The Tibetan Terrier, the Holy Dog of Tibet, evolved over two thousand years of harsh conditions, tempered by the warmth and care of Monks high in the Himalayas.

The “Little People”, as they were called, were highly valued as companions to the Monks and families who owned them. They were treated like children in the family. Like the children, they eagerly assisted in taking care of the monastery’s or family’s property and their flocks and herds.

Sure footed and reliable, they were sometimes sent to accompany a particularly esteemed traveler on a treacherous mountain journey home.

No Tibetan in old Tibet who was fortunate enough to own a Tibetan Terrier would ever sell their dog. The dogs were considered gook luck, and no one in their right mind would “sell” part of their luck. Mistreating or mismating a Tibetan Terrier could bring bad luck to the family or even the village.

They were, however, given as gifts, perhaps in appreciation of a highly

valued deed. The first Tibetan Terrier to come to Europe came with an English doctor who was given a dog in return for saving someone’s life.

The Tibetan Terrier who has emerged from this special environment is a healthy, bouncy, well-proportioned breed with a gentle, fun temperament. He is highly intelligent, sensitive and devoted.

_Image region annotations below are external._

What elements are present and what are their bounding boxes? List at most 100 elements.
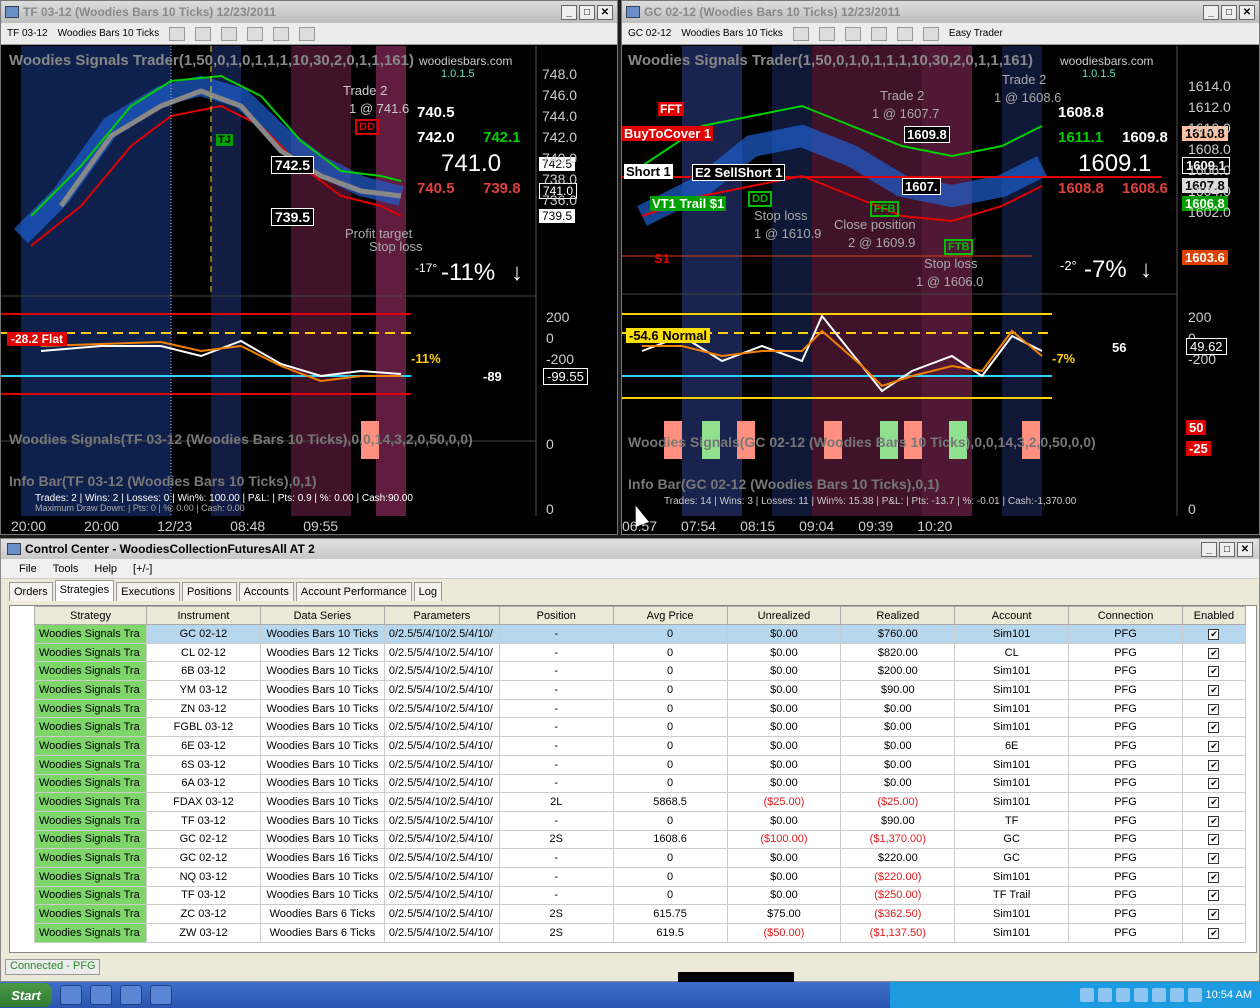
tab-accounts[interactable]: Accounts [238, 582, 294, 601]
table-row[interactable]: Woodies Signals Tra CL 02-12 Woodies Bars … [34, 642, 1247, 663]
tray-icon[interactable] [1115, 988, 1130, 1002]
enabled-checkbox[interactable]: ✔ [1208, 815, 1220, 827]
tab-executions[interactable]: Executions [116, 582, 180, 601]
enabled-checkbox[interactable]: ✔ [1208, 722, 1220, 734]
properties-icon[interactable] [922, 26, 939, 41]
browser-icon[interactable] [60, 985, 82, 1005]
gc-chart-window[interactable]: GC 02-12 (Woodies Bars 10 Ticks) 12/23/2… [621, 0, 1260, 535]
table-row[interactable]: Woodies Signals Tra GC 02-12 Woodies Bars … [34, 829, 1247, 850]
tf-price-chart[interactable]: Woodies Signals Trader(1,50,0,1,0,1,1,1,… [1, 46, 617, 534]
control-center-window[interactable]: Control Center - WoodiesCollectionFuture… [0, 538, 1260, 982]
maximize-button[interactable]: □ [579, 4, 595, 20]
enabled-checkbox[interactable]: ✔ [1208, 666, 1220, 678]
zoom-icon[interactable] [896, 26, 913, 41]
enabled-checkbox[interactable]: ✔ [1208, 927, 1220, 939]
bar-type-icon[interactable] [792, 26, 809, 41]
menu-file[interactable]: File [19, 563, 37, 575]
col-data-series[interactable]: Data Series [259, 606, 385, 625]
enabled-checkbox[interactable]: ✔ [1208, 797, 1220, 809]
col-connection[interactable]: Connection [1068, 606, 1183, 625]
enabled-checkbox[interactable]: ✔ [1208, 909, 1220, 921]
enabled-checkbox[interactable]: ✔ [1208, 684, 1220, 696]
tf-chart-window[interactable]: TF 03-12 (Woodies Bars 10 Ticks) 12/23/2… [0, 0, 618, 535]
enabled-checkbox[interactable]: ✔ [1208, 628, 1220, 640]
table-row[interactable]: Woodies Signals Tra GC 02-12 Woodies Bars … [34, 848, 1247, 868]
gc-chart-titlebar[interactable]: GC 02-12 (Woodies Bars 10 Ticks) 12/23/2… [622, 1, 1259, 23]
close-button[interactable]: ✕ [597, 4, 613, 20]
enabled-checkbox[interactable]: ✔ [1208, 778, 1220, 790]
minimize-button[interactable]: _ [1201, 541, 1217, 557]
tray-icon[interactable] [1169, 988, 1184, 1002]
bar-type-icon[interactable] [169, 26, 186, 41]
folder-icon[interactable] [90, 985, 112, 1005]
tray-icon[interactable] [1079, 988, 1094, 1002]
gc-price-chart[interactable]: Woodies Signals Trader(1,50,0,1,0,1,1,1,… [622, 46, 1259, 534]
minimize-button[interactable]: _ [561, 4, 577, 20]
tray-icon[interactable] [1151, 988, 1166, 1002]
series-selector[interactable]: Woodies Bars 10 Ticks [681, 28, 783, 39]
table-row[interactable]: Woodies Signals Tra TF 03-12 Woodies Bars … [34, 885, 1247, 906]
tab-strategies[interactable]: Strategies [54, 580, 115, 601]
menu-toggle[interactable]: [+/-] [133, 563, 152, 575]
table-row[interactable]: Woodies Signals Tra 6E 03-12 Woodies Bars … [34, 736, 1247, 756]
col-instrument[interactable]: Instrument [145, 606, 261, 625]
maximize-button[interactable]: □ [1219, 541, 1235, 557]
table-row[interactable]: Woodies Signals Tra 6S 03-12 Woodies Bars … [34, 754, 1247, 775]
menu-tools[interactable]: Tools [53, 563, 79, 575]
col-enabled[interactable]: Enabled [1181, 606, 1247, 625]
instrument-selector[interactable]: GC 02-12 [628, 28, 671, 39]
table-row[interactable]: Woodies Signals Tra 6B 03-12 Woodies Bars … [34, 661, 1247, 682]
col-unrealized[interactable]: Unrealized [726, 606, 842, 625]
enabled-checkbox[interactable]: ✔ [1208, 834, 1220, 846]
col-avg-price[interactable]: Avg Price [612, 606, 728, 625]
enabled-checkbox[interactable]: ✔ [1208, 703, 1220, 715]
col-parameters[interactable]: Parameters [383, 606, 500, 625]
series-selector[interactable]: Woodies Bars 10 Ticks [58, 28, 160, 39]
menu-help[interactable]: Help [94, 563, 117, 575]
table-row[interactable]: Woodies Signals Tra ZW 03-12 Woodies Bars … [34, 923, 1247, 943]
strategies-grid[interactable]: Strategy Instrument Data Series Paramete… [9, 605, 1257, 953]
properties-icon[interactable] [299, 26, 316, 41]
tab-orders[interactable]: Orders [9, 582, 53, 601]
table-row[interactable]: Woodies Signals Tra 6A 03-12 Woodies Bars … [34, 773, 1247, 794]
table-row[interactable]: Woodies Signals Tra ZN 03-12 Woodies Bars … [34, 698, 1247, 719]
col-position[interactable]: Position [498, 606, 614, 625]
table-row[interactable]: Woodies Signals Tra FDAX 03-12 Woodies Bar… [34, 792, 1247, 812]
close-button[interactable]: ✕ [1237, 541, 1253, 557]
ninjatrader-icon[interactable] [150, 985, 172, 1005]
speaker-icon[interactable] [1187, 988, 1202, 1002]
enabled-checkbox[interactable]: ✔ [1208, 871, 1220, 883]
tray-icon[interactable] [1097, 988, 1112, 1002]
indicator-icon[interactable] [221, 26, 238, 41]
start-button[interactable]: Start [0, 983, 52, 1007]
tab-log[interactable]: Log [413, 582, 442, 601]
table-row[interactable]: Woodies Signals Tra FGBL 03-12 Woodies Bar… [34, 717, 1247, 738]
cursor-icon[interactable] [870, 26, 887, 41]
col-realized[interactable]: Realized [840, 606, 956, 625]
tab-account-performance[interactable]: Account Performance [295, 582, 412, 601]
enabled-checkbox[interactable]: ✔ [1208, 853, 1220, 865]
table-row[interactable]: Woodies Signals Tra ZC 03-12 Woodies Bars … [34, 904, 1247, 924]
zoom-icon[interactable] [273, 26, 290, 41]
table-row[interactable]: Woodies Signals Tra YM 03-12 Woodies Bars … [34, 680, 1247, 700]
maximize-button[interactable]: □ [1221, 4, 1237, 20]
tab-positions[interactable]: Positions [181, 582, 237, 601]
col-strategy[interactable]: Strategy [34, 606, 147, 625]
table-row[interactable]: Woodies Signals Tra GC 02-12 Woodies Bars … [34, 624, 1247, 644]
close-button[interactable]: ✕ [1239, 4, 1255, 20]
enabled-checkbox[interactable]: ✔ [1208, 890, 1220, 902]
control-center-titlebar[interactable]: Control Center - WoodiesCollectionFuture… [1, 539, 1259, 559]
desktop-icon[interactable] [120, 985, 142, 1005]
enabled-checkbox[interactable]: ✔ [1208, 759, 1220, 771]
instrument-selector[interactable]: TF 03-12 [7, 28, 48, 39]
clock[interactable]: 10:54 AM [1206, 989, 1252, 1001]
indicator-icon[interactable] [844, 26, 861, 41]
minimize-button[interactable]: _ [1203, 4, 1219, 20]
enabled-checkbox[interactable]: ✔ [1208, 740, 1220, 752]
col-account[interactable]: Account [954, 606, 1070, 625]
enabled-checkbox[interactable]: ✔ [1208, 647, 1220, 659]
cursor-icon[interactable] [247, 26, 264, 41]
pencil-icon[interactable] [195, 26, 212, 41]
tf-chart-titlebar[interactable]: TF 03-12 (Woodies Bars 10 Ticks) 12/23/2… [1, 1, 617, 23]
tray-icon[interactable] [1133, 988, 1148, 1002]
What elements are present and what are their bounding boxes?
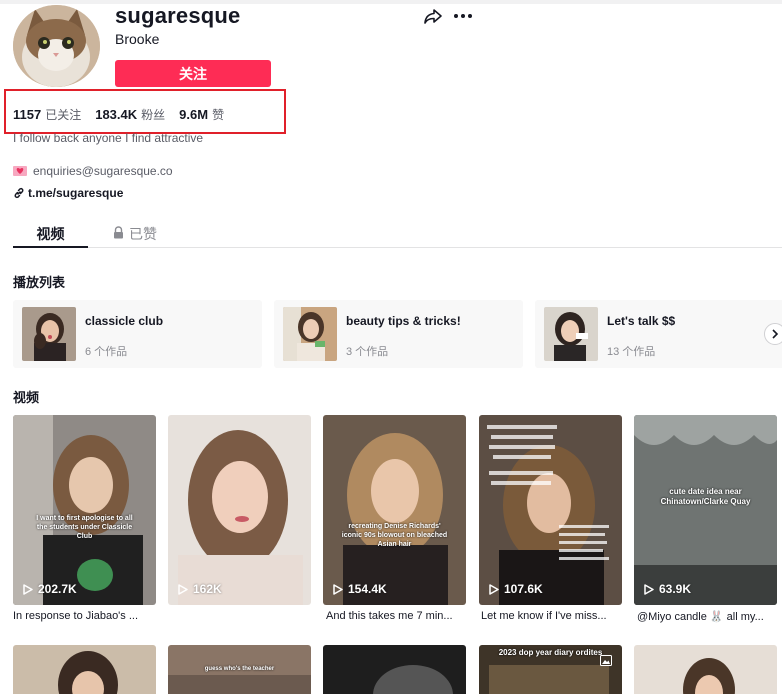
likes-label: 赞: [212, 108, 225, 122]
video-card[interactable]: [323, 645, 466, 694]
playlist-thumbnail-image: [544, 307, 598, 361]
video-thumbnail-image: [479, 415, 622, 605]
video-views-count: 202.7K: [38, 582, 77, 596]
playlist-count: 13 个作品: [607, 346, 656, 358]
bio-text: I follow back anyone I find attractive: [13, 131, 204, 145]
playlist-name: classicle club: [85, 314, 164, 328]
nickname: Brooke: [115, 31, 160, 47]
username: sugaresque: [115, 3, 241, 28]
followers-label: 粉丝: [141, 108, 166, 122]
play-icon: [644, 583, 654, 595]
lock-icon: [114, 226, 123, 239]
playlist-card[interactable]: beauty tips & tricks! 3 个作品: [274, 300, 523, 368]
profile-stats: 1157 已关注 183.4K 粉丝 9.6M 赞: [13, 106, 238, 123]
video-thumbnail-image: [168, 415, 311, 605]
play-icon: [178, 583, 188, 595]
video-views: 63.9K: [644, 582, 691, 596]
video-caption[interactable]: And this takes me 7 min...: [326, 610, 469, 622]
video-card[interactable]: I want to first apologise to all the stu…: [13, 415, 156, 605]
more-options-icon[interactable]: [453, 6, 473, 26]
follow-button[interactable]: 关注: [115, 60, 271, 87]
video-views: 154.4K: [333, 582, 387, 596]
video-views: 162K: [178, 582, 222, 596]
tab-liked[interactable]: 已赞: [113, 218, 157, 248]
video-overlay-text: guess who's the teacher: [204, 666, 275, 672]
video-card[interactable]: [634, 645, 777, 694]
tab-active-underline: [13, 246, 88, 248]
video-card[interactable]: cute date idea near Chinatown/Clarke Qua…: [634, 415, 777, 605]
playlist-count: 6 个作品: [85, 346, 128, 358]
playlist-name: beauty tips & tricks!: [346, 314, 461, 328]
video-views-count: 154.4K: [348, 582, 387, 596]
video-overlay-text: I want to first apologise to all the stu…: [36, 515, 133, 540]
email-row: enquiries@sugaresque.co: [13, 164, 173, 178]
video-views: 202.7K: [23, 582, 77, 596]
play-icon: [23, 583, 33, 595]
tab-videos-label: 视频: [36, 226, 65, 242]
likes-count: 9.6M: [179, 107, 209, 122]
following-count[interactable]: 1157: [13, 107, 41, 122]
play-icon: [489, 583, 499, 595]
playlist-thumbnail: [283, 307, 337, 361]
video-views-count: 107.6K: [504, 582, 543, 596]
following-label: 已关注: [45, 108, 82, 122]
video-views-count: 63.9K: [659, 582, 692, 596]
playlist-next-button[interactable]: [764, 323, 782, 345]
photo-icon: [600, 655, 612, 666]
videos-section-title: 视频: [13, 390, 40, 405]
video-views: 107.6K: [489, 582, 543, 596]
avatar[interactable]: [13, 5, 100, 87]
playlist-thumbnail-image: [22, 307, 76, 361]
video-caption[interactable]: In response to Jiabao's ...: [13, 610, 156, 622]
video-thumbnail-image: [323, 645, 466, 694]
video-views-count: 162K: [193, 582, 222, 596]
video-caption[interactable]: Let me know if I've miss...: [481, 610, 624, 622]
play-icon: [333, 583, 343, 595]
playlist-name: Let's talk $$: [607, 314, 676, 328]
cat-avatar-image: [13, 5, 100, 87]
share-icon[interactable]: [423, 6, 443, 26]
playlist-thumbnail-image: [283, 307, 337, 361]
video-caption[interactable]: @Miyo candle 🐰 all my...: [637, 610, 775, 623]
playlist-section-title: 播放列表: [13, 275, 66, 290]
video-thumbnail-image: [634, 415, 777, 605]
video-card[interactable]: guess who's the teacher: [168, 645, 311, 694]
video-card[interactable]: 2023 dop year diary ordites: [479, 645, 622, 694]
video-thumbnail-image: [13, 645, 156, 694]
profile-link[interactable]: t.me/sugaresque: [13, 186, 123, 200]
link-text: t.me/sugaresque: [28, 186, 124, 200]
video-thumbnail-image: [323, 415, 466, 605]
playlist-count: 3 个作品: [346, 346, 389, 358]
playlist-thumbnail: [22, 307, 76, 361]
video-card[interactable]: 107.6K: [479, 415, 622, 605]
tab-videos[interactable]: 视频: [13, 218, 88, 248]
profile-tabs: 视频 已赞: [13, 218, 782, 248]
followers-count[interactable]: 183.4K: [95, 107, 137, 122]
link-icon: [14, 187, 24, 199]
video-overlay-text: recreating Denise Richards' iconic 90s b…: [341, 523, 448, 548]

He is not a hunter. He may or may not be a herder. He is, above all, a companion. As a member of the family, he has few equals-constantly cheerful, wonderful with children, warm and affectionate. He is genuinely interested in your daily goings-on, will involve himself in your life and will soon take a position as a cherished member of your family.

If you would like a companion who can think for himself or herself, “laugh” when you are sad, one that is beautiful to look at and has a very special history, come and meet a Tibetan Terrier.

But beware! You may never be free of their spell.